Em 1767, o parlamento britânico aprovou um pacote de impostos sobre bens importados para as colónias americanas que ficou conhecido como o Townshend Act. Este aumento de impostos foi recebido com enorme repúdio e insatisfação por parte das colónias americanas. O seu argumento baseava-se no facto de que legislação aprovada no parlamento britânico, estava ausente de qualquer representação democrática por parte das colónias, logo não tinha qualquer base legal para ser implementada nessa mesma jurisdição, tratando-se assim de uma violação dos direitos constitucionais dos povos das colónias enquanto cidadãos ingleses. A seguinte citação de James Otis Jr viria a ser um dos marcos do descontentamento americano que mais tarde levaria à declaração de independência norte-americana.
“Taxation without representation is tyranny.”
É impossível não traçarmos um paralelo entre os motivos que levaram ao nascimento dos Estados Unidos da América e o imposto da inflação que todos pagamos por deter as nossas poupanças em euros no nosso banco. Como será que reagiriam os chamados founding fathers se por algum milagre biológico, ressuscitassem em pleno século XX, e descobrissem que instituições que não tem qualquer representação democrática, possuíssem o poder para confiscar uma parte da riqueza dos cidadãos, refugiando-se na narrativa de que essa confiscação é necessária para regular a economia e promover o crescimento económico? Será que também considerariam o mundo económico atual uma tirania? Estaríamos perante uma Boston Tea Party 2.0? Thomas Jefferson deu-nos uma pista quando referiu o seguinte:
“If the American people ever allow private banks to control the issue of their currency, first by inflation, then by deflation, the banks and corporations that will grow up around them will deprive the people of all property until their children wake up homeless on the continent their Fathers conquered…. I believe that banking institutions are more dangerous to our liberties than standing armies…. The issuing power should be taken from the banks and restored to the people, to whom it properly belongs.”
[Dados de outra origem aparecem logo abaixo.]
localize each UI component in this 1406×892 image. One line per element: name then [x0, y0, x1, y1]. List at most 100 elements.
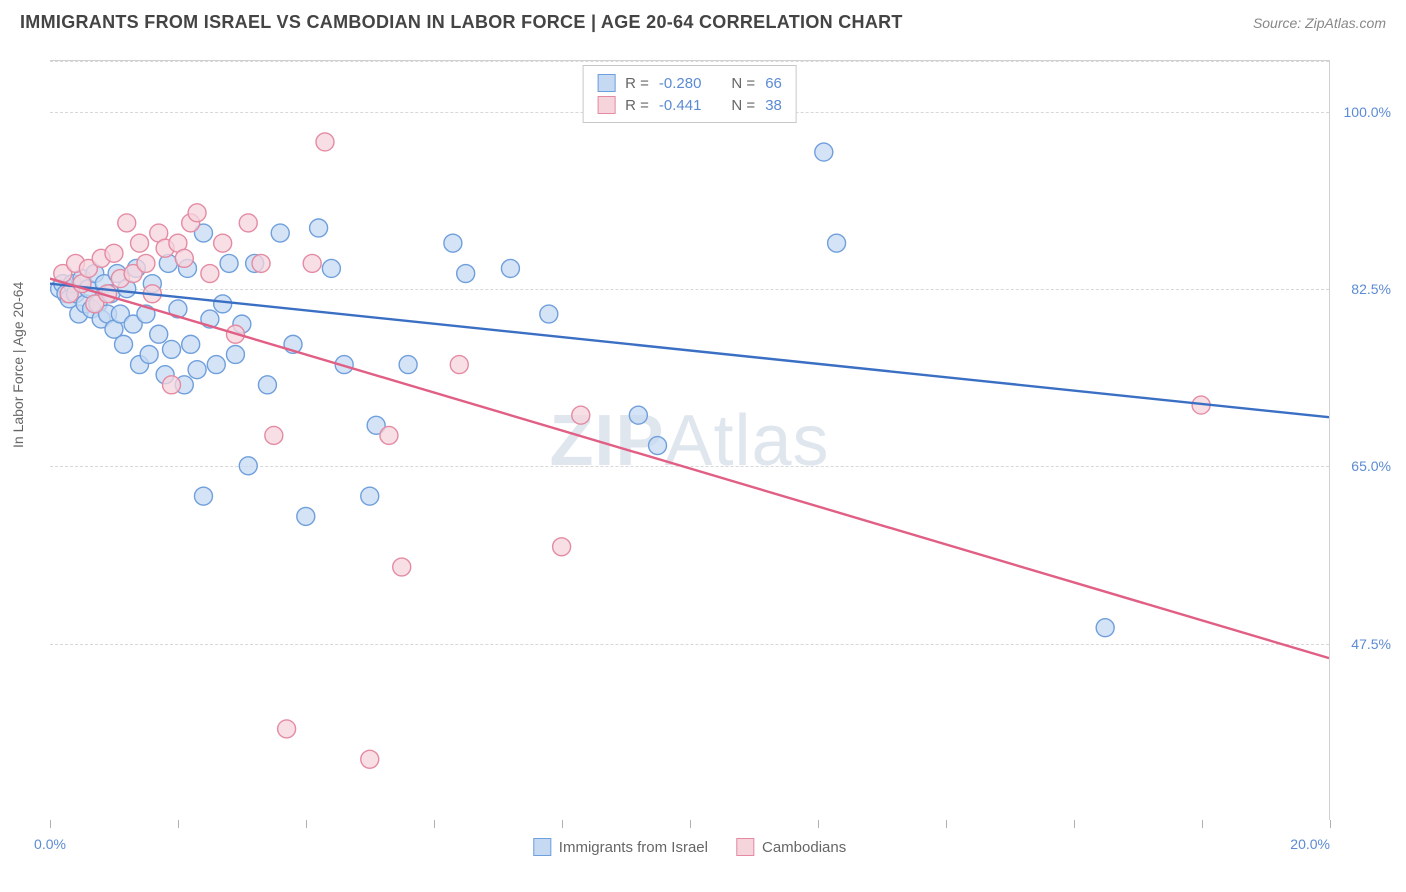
xtick-label: 20.0% [1290, 836, 1330, 852]
data-point-cambodia [252, 254, 270, 272]
xtick-label: 0.0% [34, 836, 66, 852]
data-point-israel [335, 356, 353, 374]
data-point-israel [629, 406, 647, 424]
data-point-cambodia [169, 234, 187, 252]
xtick [178, 820, 179, 828]
data-point-cambodia [79, 259, 97, 277]
ytick-label: 47.5% [1351, 636, 1391, 652]
data-point-cambodia [239, 214, 257, 232]
data-point-israel [201, 310, 219, 328]
data-point-cambodia [182, 214, 200, 232]
data-point-israel [226, 345, 244, 363]
data-point-israel [163, 340, 181, 358]
n-value-cambodia: 38 [765, 97, 782, 114]
xtick [306, 820, 307, 828]
data-point-israel [214, 295, 232, 313]
data-point-israel [124, 315, 142, 333]
data-point-israel [102, 285, 120, 303]
data-point-cambodia [118, 214, 136, 232]
data-point-cambodia [137, 254, 155, 272]
xtick [946, 820, 947, 828]
legend-item-israel: Immigrants from Israel [533, 838, 708, 856]
data-point-cambodia [124, 265, 142, 283]
data-point-cambodia [67, 254, 85, 272]
data-point-israel [367, 416, 385, 434]
data-point-cambodia [60, 285, 78, 303]
xtick [1074, 820, 1075, 828]
data-point-israel [105, 320, 123, 338]
regression-line-israel [50, 284, 1329, 418]
data-point-israel [828, 234, 846, 252]
data-point-cambodia [175, 249, 193, 267]
swatch-israel [597, 74, 615, 92]
data-point-israel [108, 265, 126, 283]
gridline [50, 289, 1329, 290]
xtick [434, 820, 435, 828]
data-point-israel [99, 305, 117, 323]
swatch-israel [533, 838, 551, 856]
stats-legend: R = -0.280 N = 66 R = -0.441 N = 38 [582, 65, 797, 123]
data-point-cambodia [226, 325, 244, 343]
data-point-israel [188, 361, 206, 379]
xtick [50, 820, 51, 828]
title-bar: IMMIGRANTS FROM ISRAEL VS CAMBODIAN IN L… [0, 0, 1406, 41]
data-point-israel [310, 219, 328, 237]
stats-row-cambodia: R = -0.441 N = 38 [597, 94, 782, 116]
legend-label-israel: Immigrants from Israel [559, 839, 708, 856]
swatch-cambodia [597, 96, 615, 114]
data-point-israel [271, 224, 289, 242]
data-point-israel [194, 487, 212, 505]
gridline [50, 644, 1329, 645]
data-point-cambodia [380, 426, 398, 444]
n-label: N = [731, 97, 755, 114]
data-point-cambodia [92, 249, 110, 267]
r-value-cambodia: -0.441 [659, 97, 702, 114]
data-point-israel [131, 356, 149, 374]
legend-label-cambodia: Cambodians [762, 839, 846, 856]
data-point-cambodia [143, 285, 161, 303]
data-point-israel [175, 376, 193, 394]
data-point-cambodia [54, 265, 72, 283]
data-point-israel [140, 345, 158, 363]
chart-plot-area: ZIPAtlas 47.5%65.0%82.5%100.0% 0.0%20.0%… [50, 60, 1330, 820]
legend-item-cambodia: Cambodians [736, 838, 846, 856]
data-point-israel [156, 366, 174, 384]
data-point-cambodia [131, 234, 149, 252]
data-point-israel [86, 265, 104, 283]
data-point-israel [115, 335, 133, 353]
data-point-israel [92, 310, 110, 328]
r-label: R = [625, 75, 649, 92]
y-axis-label: In Labor Force | Age 20-64 [10, 282, 26, 448]
data-point-israel [150, 325, 168, 343]
stats-row-israel: R = -0.280 N = 66 [597, 72, 782, 94]
gridline [50, 466, 1329, 467]
data-point-israel [70, 305, 88, 323]
regression-line-cambodia [50, 279, 1329, 658]
data-point-israel [649, 437, 667, 455]
data-point-cambodia [303, 254, 321, 272]
n-value-israel: 66 [765, 75, 782, 92]
data-point-cambodia [393, 558, 411, 576]
n-label: N = [731, 75, 755, 92]
data-point-cambodia [105, 244, 123, 262]
data-point-cambodia [361, 750, 379, 768]
xtick [818, 820, 819, 828]
ytick-label: 82.5% [1351, 281, 1391, 297]
data-point-israel [73, 270, 91, 288]
data-point-israel [57, 285, 75, 303]
source-label: Source: ZipAtlas.com [1253, 15, 1386, 31]
r-label: R = [625, 97, 649, 114]
ytick-label: 100.0% [1344, 104, 1391, 120]
data-point-israel [76, 295, 94, 313]
chart-title: IMMIGRANTS FROM ISRAEL VS CAMBODIAN IN L… [20, 12, 903, 33]
data-point-cambodia [188, 204, 206, 222]
data-point-israel [457, 265, 475, 283]
data-point-israel [233, 315, 251, 333]
data-point-israel [67, 285, 85, 303]
data-point-cambodia [99, 285, 117, 303]
data-point-cambodia [156, 239, 174, 257]
data-point-israel [258, 376, 276, 394]
ytick-label: 65.0% [1351, 458, 1391, 474]
data-point-cambodia [86, 295, 104, 313]
data-point-israel [127, 259, 145, 277]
O facto das ideias keynesianas, nomeadamente a “solução” de imprimir dinheiro para apoiar aumento de gastos dos governos em períodos de recessão económica, confiscando uma parte significativa da riqueza dos cidadãos, (com maior incidência sobre os maiores pobres), continuarem a serem amplamente divulgadas e aceites na comunidade académica como sendo verdades universais, colocando-as num patamar de veracidade semelhante ao do teorema de pitágoras ou às das leis da termodinâmica, é algo que pessoalmente me deixa estupefacto. Basta percorrermos os livros de história para encontrarmos exemplos das consequências deste tipo de políticas, desde a queda do império romano até à ascensão democrática de Hitler.
O economista Milton Freedman popularizou a expressão “there ain’t no such thing as a free lunch” em 1975, para ilustrar o facto de que qualquer gasto do estado terá de ser sempre comparticipado por impostos presentes ou futuros. No entanto, esqueceu-se de considerar um fenómeno mágico digno de Hogwarts: o aumento de impostos através da criação artifical de dinheiro também apelidado de política monetária, ausente de qualquer aprovação parlamentar.
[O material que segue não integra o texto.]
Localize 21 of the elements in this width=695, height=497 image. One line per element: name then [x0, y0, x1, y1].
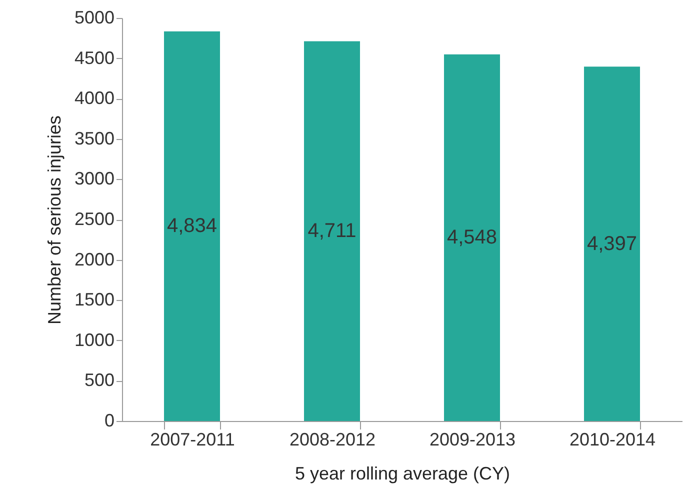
y-tick-label: 4500: [74, 48, 114, 68]
y-tick-label: 4000: [74, 88, 114, 108]
y-tick-label: 500: [84, 370, 114, 390]
data-label: 4,834: [166, 215, 218, 238]
y-tick-label: 1000: [74, 330, 114, 350]
y-tick-label: 3000: [74, 168, 114, 189]
y-axis-title: Number of serious injuries: [44, 115, 64, 325]
x-tick-label: 2007-2011: [150, 430, 235, 450]
data-label: 4,397: [586, 232, 638, 255]
y-tick-label: 5000: [74, 8, 114, 28]
y-tick-label: 0: [104, 410, 114, 430]
x-tick-label: 2008-2012: [289, 430, 376, 450]
x-tick-label: 2010-2014: [569, 430, 656, 450]
y-tick-label: 2500: [74, 209, 114, 229]
y-tick-label: 1500: [74, 290, 114, 310]
y-tick-label: 3500: [74, 128, 114, 148]
x-axis-title: 5 year rolling average (CY): [294, 464, 510, 484]
data-label: 4,548: [446, 226, 498, 249]
y-tick-label: 2000: [74, 249, 114, 270]
x-tick-label: 2009-2013: [429, 430, 516, 450]
data-label: 4,711: [308, 220, 356, 242]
Em 2013, os cidadãos cipriotas foram obrigados a pagar no mínimo uma taxa de 6.75% sobre as suas poupanças, para financiar o resgate do sistema financeiro do país. Nestes últimos 2 anos, os euros perderam muito mais do que 6.75% do seu valor. E não se antevê uma inversão da tendência em 2022.
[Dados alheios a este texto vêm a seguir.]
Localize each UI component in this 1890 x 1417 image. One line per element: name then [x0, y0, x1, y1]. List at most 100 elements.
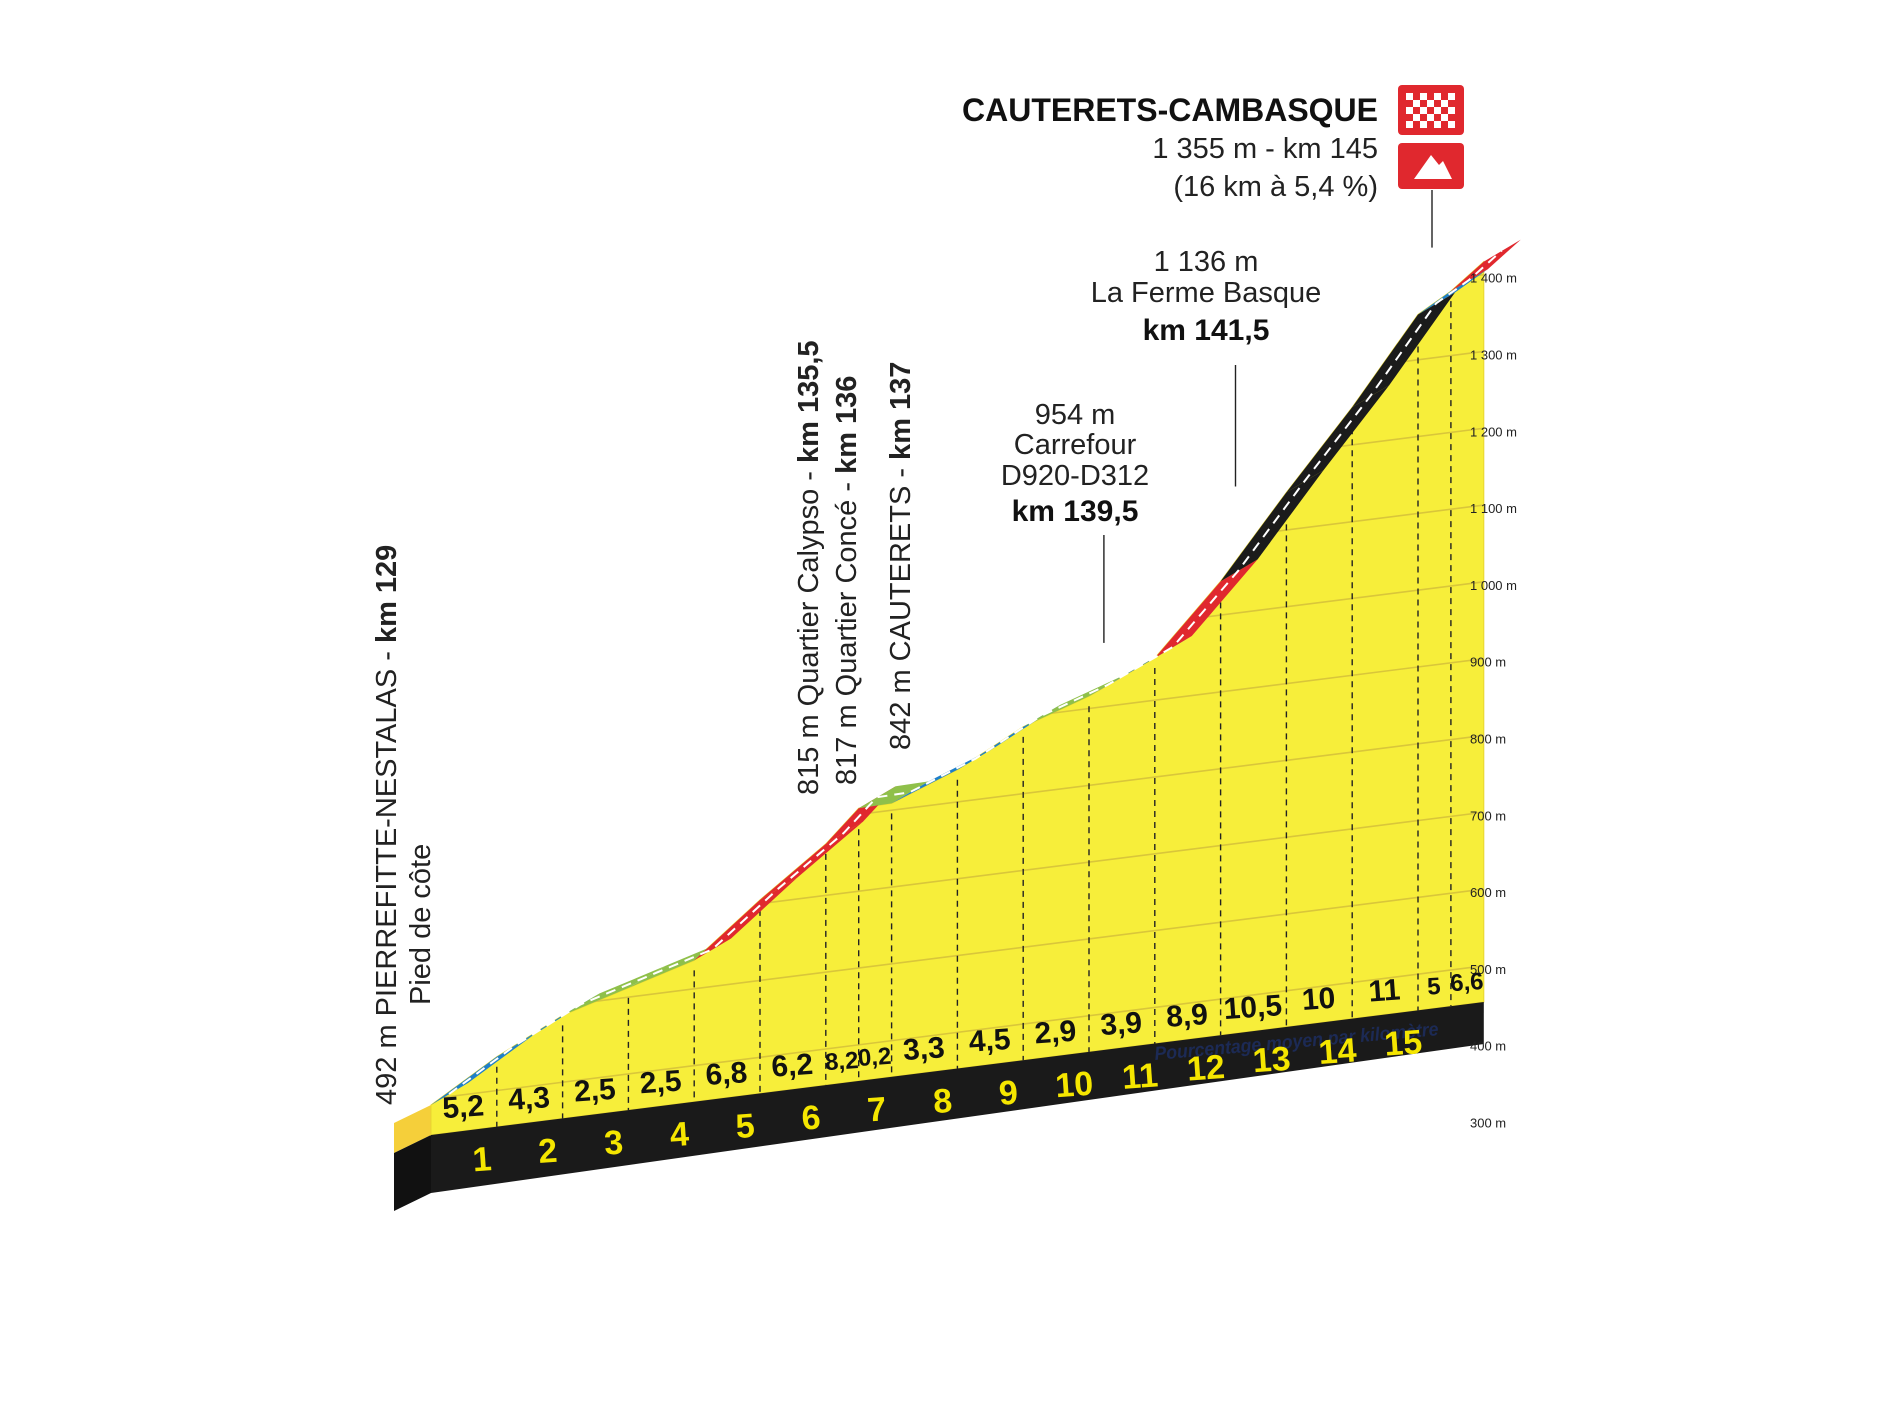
- distance-base: [431, 1002, 1484, 1193]
- checkered-flag-square: [1413, 114, 1420, 121]
- y-tick-label: 1 100 m: [1470, 501, 1517, 516]
- checkered-flag-square: [1406, 93, 1413, 100]
- km-tick-label: 4: [669, 1115, 691, 1154]
- chart-labels: CAUTERETS-CAMBASQUE 1 355 m - km 145 (16…: [371, 92, 1517, 1179]
- grade-label: 4,3: [507, 1081, 551, 1117]
- km-tick-label: 9: [998, 1074, 1020, 1113]
- km-tick-label: 3: [603, 1123, 625, 1162]
- grade-label: 6,8: [704, 1056, 748, 1092]
- start-label-prefix: 492 m PIERREFITTE-NESTALAS -: [371, 643, 403, 1105]
- kilometre-dividers: [496, 301, 1452, 1127]
- km-tick-label: 10: [1054, 1065, 1094, 1106]
- grade-label: 2,5: [573, 1073, 617, 1109]
- grade-label: 2,5: [639, 1065, 683, 1101]
- y-tick-label: 900 m: [1470, 655, 1506, 670]
- gridline: [431, 888, 1484, 1023]
- grade-label: 0,2: [857, 1043, 892, 1072]
- grade-label: 2,9: [1033, 1015, 1077, 1051]
- y-tick-label: 1 200 m: [1470, 424, 1517, 439]
- start-sublabel: Pied de côte: [405, 844, 437, 1005]
- route-centerline: [448, 249, 1503, 1095]
- start-label-km: km 129: [371, 545, 403, 643]
- grade-label: 3,3: [902, 1031, 946, 1067]
- checkered-flag-square: [1448, 107, 1455, 114]
- waypoint-ferme-name: La Ferme Basque: [1091, 277, 1322, 309]
- waypoint-conce-prefix: 817 m Quartier Concé -: [831, 474, 863, 785]
- km-tick-label: 15: [1383, 1023, 1423, 1064]
- base-side-left: [394, 1135, 431, 1211]
- mountain-icon: [1414, 155, 1452, 179]
- gridline: [431, 273, 1484, 409]
- profile-side-left: [394, 1105, 431, 1153]
- waypoint-conce-label: 817 m Quartier Concé - km 136: [831, 376, 863, 785]
- y-tick-label: 1 300 m: [1470, 347, 1517, 362]
- checkered-flag-square: [1413, 100, 1420, 107]
- finish-icons: [1398, 85, 1464, 189]
- start-label: 492 m PIERREFITTE-NESTALAS - km 129: [371, 545, 403, 1105]
- gradient-segment: [1220, 470, 1324, 582]
- grade-label: 5: [1426, 973, 1441, 1001]
- grade-label: 8,2: [824, 1047, 859, 1076]
- y-tick-label: 700 m: [1470, 808, 1506, 823]
- checkered-flag-square: [1448, 93, 1455, 100]
- grade-label: 10,5: [1223, 989, 1284, 1026]
- grade-label: 11: [1367, 973, 1401, 1008]
- checkered-flag-square: [1420, 93, 1427, 100]
- km-tick-label: 11: [1121, 1056, 1160, 1096]
- gradient-ribbon: [431, 239, 1521, 1105]
- grade-label: 6,6: [1449, 968, 1484, 997]
- waypoint-carrefour-alt: 954 m: [1035, 399, 1116, 431]
- waypoint-calypso-prefix: 815 m Quartier Calypso -: [793, 463, 825, 795]
- y-tick-label: 1 000 m: [1470, 578, 1517, 593]
- checkered-flag-square: [1441, 100, 1448, 107]
- grade-label: 10: [1301, 982, 1337, 1017]
- checkered-flag-square: [1427, 100, 1434, 107]
- grade-label: 4,5: [968, 1023, 1012, 1059]
- km-tick-label: 13: [1251, 1040, 1291, 1081]
- km-tick-label: 2: [537, 1132, 559, 1171]
- profile-side-face: [394, 1105, 431, 1211]
- checkered-flag-square: [1427, 114, 1434, 121]
- waypoint-conce-km: km 136: [831, 376, 863, 474]
- waypoint-calypso-km: km 135,5: [793, 340, 825, 463]
- y-tick-label: 300 m: [1470, 1115, 1506, 1130]
- waypoint-calypso-label: 815 m Quartier Calypso - km 135,5: [793, 340, 825, 795]
- km-tick-label: 5: [734, 1107, 756, 1146]
- checkered-flag-square: [1434, 93, 1441, 100]
- waypoint-ferme-km: km 141,5: [1143, 314, 1270, 347]
- checkered-flag-square: [1420, 107, 1427, 114]
- gradient-segment: [858, 781, 929, 809]
- waypoint-carrefour-road: D920-D312: [1001, 460, 1149, 492]
- gradient-segment: [1352, 292, 1455, 408]
- finish-detail: 1 355 m - km 145: [1152, 133, 1378, 165]
- checkered-flag-square: [1434, 107, 1441, 114]
- km-tick-label: 1: [471, 1140, 493, 1179]
- checkered-flag-square: [1434, 121, 1441, 128]
- waypoint-carrefour-name: Carrefour: [1014, 429, 1137, 461]
- km-tick-label: 12: [1186, 1048, 1226, 1089]
- finish-climb: (16 km à 5,4 %): [1173, 171, 1378, 203]
- gradient-segment: [1154, 559, 1258, 658]
- checkered-flag-square: [1406, 107, 1413, 114]
- checkered-flag-square: [1448, 121, 1455, 128]
- gridline: [431, 965, 1484, 1100]
- y-tick-label: 800 m: [1470, 731, 1506, 746]
- checkered-flag-icon: [1398, 85, 1464, 135]
- y-tick-label: 500 m: [1470, 962, 1506, 977]
- finish-name: CAUTERETS-CAMBASQUE: [962, 92, 1378, 128]
- waypoint-carrefour-km: km 139,5: [1012, 495, 1139, 528]
- km-tick-label: 6: [800, 1099, 822, 1138]
- checkered-flag-square: [1406, 121, 1413, 128]
- km-tick-label: 14: [1317, 1031, 1357, 1072]
- y-tick-label: 1 400 m: [1470, 271, 1517, 286]
- waypoint-cauterets-label: 842 m CAUTERETS - km 137: [885, 362, 917, 750]
- distance-base-band: [431, 1002, 1484, 1193]
- km-tick-label: 8: [932, 1082, 954, 1121]
- y-tick-label: 600 m: [1470, 885, 1506, 900]
- grade-label: 3,9: [1099, 1006, 1143, 1042]
- waypoint-cauterets-prefix: 842 m CAUTERETS -: [885, 460, 917, 750]
- grade-label: 6,2: [770, 1048, 814, 1084]
- checkered-flag-square: [1441, 114, 1448, 121]
- km-tick-label: 7: [866, 1090, 888, 1129]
Se não quiseres pagar o almoço grátis de bancos centrais, bancos e governos, proteja o seu património através da detenção de ativos reais, restringindo a utilização de euros para o mínimo necessário (fundo de emergência, despesas habituais e eventuais necessidades de liquidez). Lembre-se que sempre que deter a sua riqueza em euros, dólares ou outras moedas fiduciárias, a sua carga fiscal aumenta de forma profunda.
Boas poupanças (não em euros) e bons investimentos!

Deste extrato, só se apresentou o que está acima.